Rotaract Club founder and faculty advisor Karen Jacobs, a SAR clinical professor of occupational therapy and rehabilitation counseling, was on board the moment she heard Patel’s idea. “It really resonates with me to help children who are from countries where medical facilities are not available to help them with these life-threatening congenital heart disorders,” she says. “The Gift of Life program provides the method for us to enhance a child’s life in a way that really is not possible for him or her in the context of the child’s home environment. It seemed like a really doable project for us.”

The club has scheduled three fundraisers for February: a bake sale, a Valentine’s Day rose sale, and a film screening. Once Rotaract has raised the $10,000, it will be assigned a child to sponsor. The child’s medical records will be sent to a hospital in Boston, most likely Children’s Hospital or Mass General Hospital, to see which facility can best take care of the patient’s needs. “People die from these heart diseases pretty fast, so it is very important for us to raise the money as quickly as possible,” Jacobs says.

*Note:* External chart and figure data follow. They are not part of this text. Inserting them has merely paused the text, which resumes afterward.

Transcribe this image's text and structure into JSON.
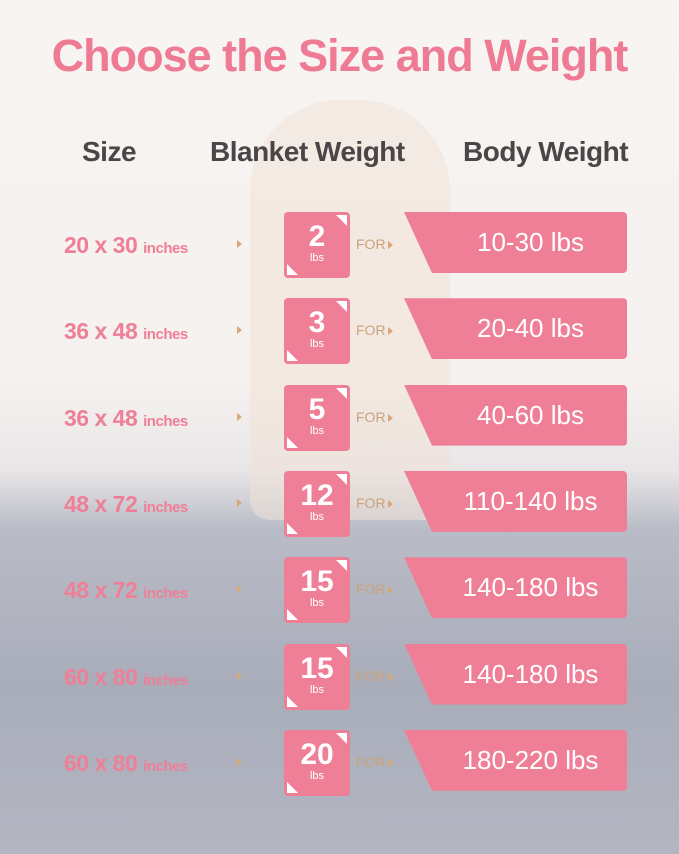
{
  "title": "Choose the Size and Weight",
  "headers": {
    "size": "Size",
    "blanket": "Blanket Weight",
    "body": "Body Weight"
  },
  "for_label": "FOR",
  "unit": "lbs",
  "size_unit": "inches",
  "accent": "#ef7f97",
  "rows": [
    {
      "size": "20 x 30",
      "weight": "2",
      "body": "10-30 lbs"
    },
    {
      "size": "36 x 48",
      "weight": "3",
      "body": "20-40 lbs"
    },
    {
      "size": "36 x 48",
      "weight": "5",
      "body": "40-60 lbs"
    },
    {
      "size": "48 x 72",
      "weight": "12",
      "body": "110-140 lbs"
    },
    {
      "size": "48 x 72",
      "weight": "15",
      "body": "140-180 lbs"
    },
    {
      "size": "60 x 80",
      "weight": "15",
      "body": "140-180 lbs"
    },
    {
      "size": "60 x 80",
      "weight": "20",
      "body": "180-220 lbs"
    }
  ]
}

For information on how to donate to enable a child to have heart surgery, call 516-504-0830 or click here.

The bake sale will be held February 7 to 9 from 11 a.m. to 3 p.m. in the Sargent College lobby.
 
The rose sale for Valentine’s Day will be held February 13 and 14 from 11 a.m. to 4 p.m. in the GSU Link. Long-stem red roses and original Chinese paper cuttings made by workers in China with severe hand injuries will be for sale.
 
The film screening is scheduled for February 16 at 7:30 p.m. in the Howard Thurman Center. Rotaract will show the film Something the Lord Made, a dramatization of an African-American heart surgeon who saved the life of a blue baby. Ted Shaughnessy, president of Gift of Life New England, will lead a discussion following the screening.